Quatre heures s'étaient écoulées depuis la naissance.
La sage‑femme avait vainement essayé de convaincre la femme d'aller à l'hôpital, car la situation devenait de plus en plus critique. Mais la jeune mère refusait catégoriquement de l'entendre.
Elle ne se contentait pas de résister, elle était absolument têtue. Pour elle, c'était clair : elle n'irait PAS à l'hôpital. Point final.
J'ai rapidement discuté avec la sage‑femme du fait que Caulophyllum était le remède adapté pour une rétention placentaire, en partie parce que la mère faisait preuve d'une obstination incroyable. Mais, comme vous le savez, je ne suis pas médecin et je n'ai pas le droit d'administrer des médicaments.
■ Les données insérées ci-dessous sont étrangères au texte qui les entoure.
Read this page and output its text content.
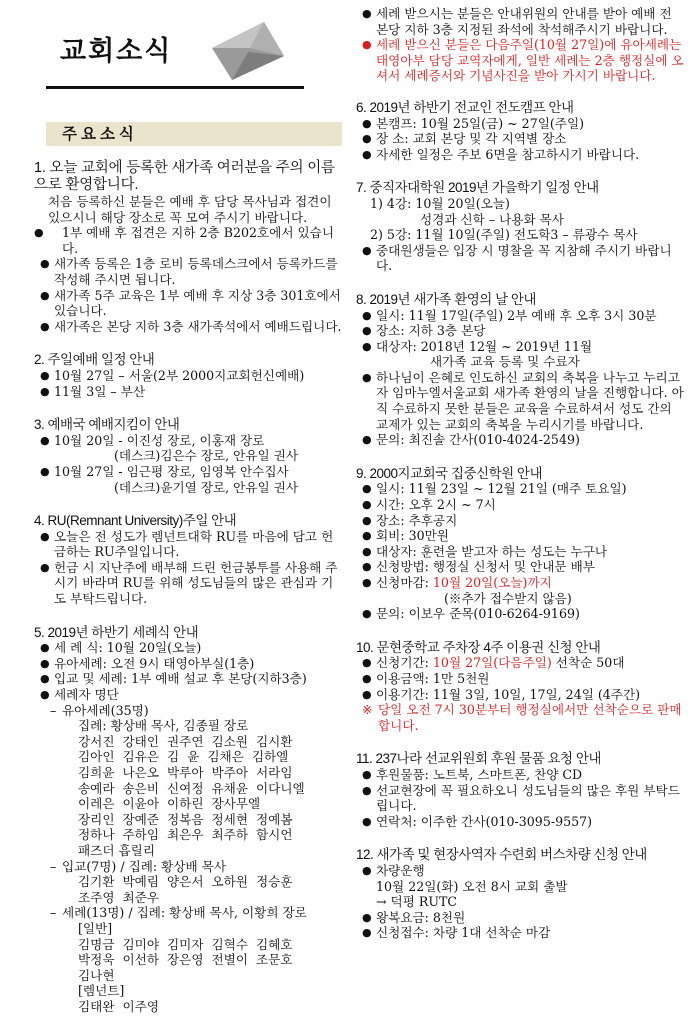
교회소식
주요소식
1. 오늘 교회에 등록한 새가족 여러분을 주의 이름으로 환영합니다.
처음 등록하신 분들은 예배 후 담당 목사님과 접견이 있으시니 해당 장소로 꼭 모여 주시기 바랍니다.
● 1부 예배 후 접견은 지하 2층 B202호에서 있습니다.
● 새가족 등록은 1층 로비 등록데스크에서 등록카드를 작성해 주시면 됩니다.
● 새가족 5주 교육은 1부 예배 후 지상 3층 301호에서 있습니다.
● 새가족은 본당 지하 3층 새가족석에서 예배드립니다.
2. 주일예배 일정 안내
● 10월 27일 – 서울(2부 2000지교회헌신예배)
● 11월 3일 – 부산
3. 예배국 예배지킴이 안내
● 10월 20일 - 이진성 장로, 이홍재 장로
(데스크)김은수 장로, 안유일 권사
● 10월 27일 - 임근평 장로, 임영복 안수집사
(데스크)윤기열 장로, 안유일 권사
4. RU(Remnant University)주일 안내
● 오늘은 전 성도가 렘넌트대학 RU를 마음에 담고 헌금하는 RU주일입니다.
● 헌금 시 지난주에 배부해 드린 헌금봉투를 사용해 주시기 바라며 RU를 위해 성도님들의 많은 관심과 기도 부탁드립니다.
5. 2019년 하반기 세례식 안내
● 세 례 식: 10월 20일(오늘)
● 유아세례: 오전 9시 태영아부실(1층)
● 입교 및 세례: 1부 예배 설교 후 본당(지하3층)
● 세례자 명단
– 유아세례(35명)
집례: 황상배 목사, 김종필 장로
강서진  강태인  권주연  김소원  김시환
김아인  김유은  김  윤  김채은  김하엘
김희윤  나은오  박루아  박주아  서라임
송예라  송은비  신여정  유채윤  이다니엘
이레은  이윤아  이하린  장사무엘
장리인  장예준  정복음  정세현  정예봄
정하나  주하임  최은우  최주하  함시언
패즈더 흡릴리
– 입교(7명) / 집례: 황상배 목사
김기환  박예림  양은서  오하원  정승훈
조주영  최준우
– 세례(13명) / 집례: 황상배 목사, 이황희 장로
[일반]
김명금  김미야  김미자  김혁수  김혜호
박정욱  이선하  장은영  전별이  조문호
김나현
[렘넌트]
김태완  이주영
● 세례 받으시는 분들은 안내위원의 안내를 받아 예배 전 본당 지하 3층 지정된 좌석에 착석해주시기 바랍니다.
● 세례 받으신 분들은 다음주일(10월 27일)에 유아세례는 태영아부 담당 교역자에게, 일반 세례는 2층 행정실에 오셔서 세례증서와 기념사진을 받아 가시기 바랍니다.
6. 2019년 하반기 전교인 전도캠프 안내
● 본캠프: 10월 25일(금) ~ 27일(주일)
● 장 소: 교회 본당 및 각 지역별 장소
● 자세한 일정은 주보 6면을 참고하시기 바랍니다.
7. 중직자대학원 2019년 가을학기 일정 안내
1) 4강: 10월 20일(오늘)
성경과 신학 – 나용화 목사
2) 5강: 11월 10일(주일) 전도학3 – 류광수 목사
● 중대원생들은 입장 시 명찰을 꼭 지참해 주시기 바랍니다.
8. 2019년 새가족 환영의 날 안내
● 일시: 11월 17일(주일) 2부 예배 후 오후 3시 30분
● 장소: 지하 3층 본당
● 대상자: 2018년 12월 ~ 2019년 11월
새가족 교육 등록 및 수료자
● 하나님이 은혜로 인도하신 교회의 축복을 나누고 누리고자 임마누엘서울교회 새가족 환영의 날을 진행합니다. 아직 수료하지 못한 분들은 교육을 수료하셔서 성도 간의 교제가 있는 교회의 축복을 누리시기를 바랍니다.
● 문의: 최진솔 간사(010-4024-2549)
9. 2000지교회국 집중신학원 안내
● 일시: 11월 23일 ~ 12월 21일 (매주 토요일)
● 시간: 오후 2시 ~ 7시
● 장소: 추후공지
● 회비: 30만원
● 대상자: 훈련을 받고자 하는 성도는 누구나
● 신청방법: 행정실 신청서 및 안내문 배부
● 신청마감: 10월 20일(오늘)까지
(※추가 접수받지 않음)
● 문의: 이보우 준목(010-6264-9169)
10. 문현중학교 주차장 4주 이용권 신청 안내
● 신청기간: 10월 27일(다음주일) 선착순 50대
● 이용금액: 1만 5천원
● 이용기간: 11월 3일, 10일, 17일, 24일 (4주간)
※ 당일 오전 7시 30분부터 행정실에서만 선착순으로 판매합니다.
11. 237나라 선교위원회 후원 물품 요청 안내
● 후원물품: 노트북, 스마트폰, 찬양 CD
● 선교현장에 꼭 필요하오니 성도님들의 많은 후원 부탁드립니다.
● 연락처: 이주한 간사(010-3095-9557)
12. 새가족 및 현장사역자 수련회 버스차량 신청 안내
● 차량운행
10월 22일(화) 오전 8시 교회 출발
→ 덕평 RUTC
● 왕복요금: 8천원
● 신청접수: 차량 1대 선착순 마감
Cette tâche doit être accomplie par une professionnelle qualifiée et agréée, et c'est donc la sage‑femme qui a administré le remède. Nous avons opté pour Caulophyllum C200.
J'ai regardé l'horloge.
En TROIS minutes la délivrance était là. TROIS minutes.
Caulophyllum C200 avait stimulé l'utérus avec succès. Une petite dose homéopathique a suffi à relancer les fonctions naturelles du corps, à déclencher les contractions de renvoi et à expulser le placenta intact.
Après de longues heures d'inquiétude, la mère et l'enfant purent enfin commencer leur vie ensemble.
L'homéopathie a préservé la mère et l'enfant d'une situation potentiellement dangereuse. Et ce, avec une seule administration.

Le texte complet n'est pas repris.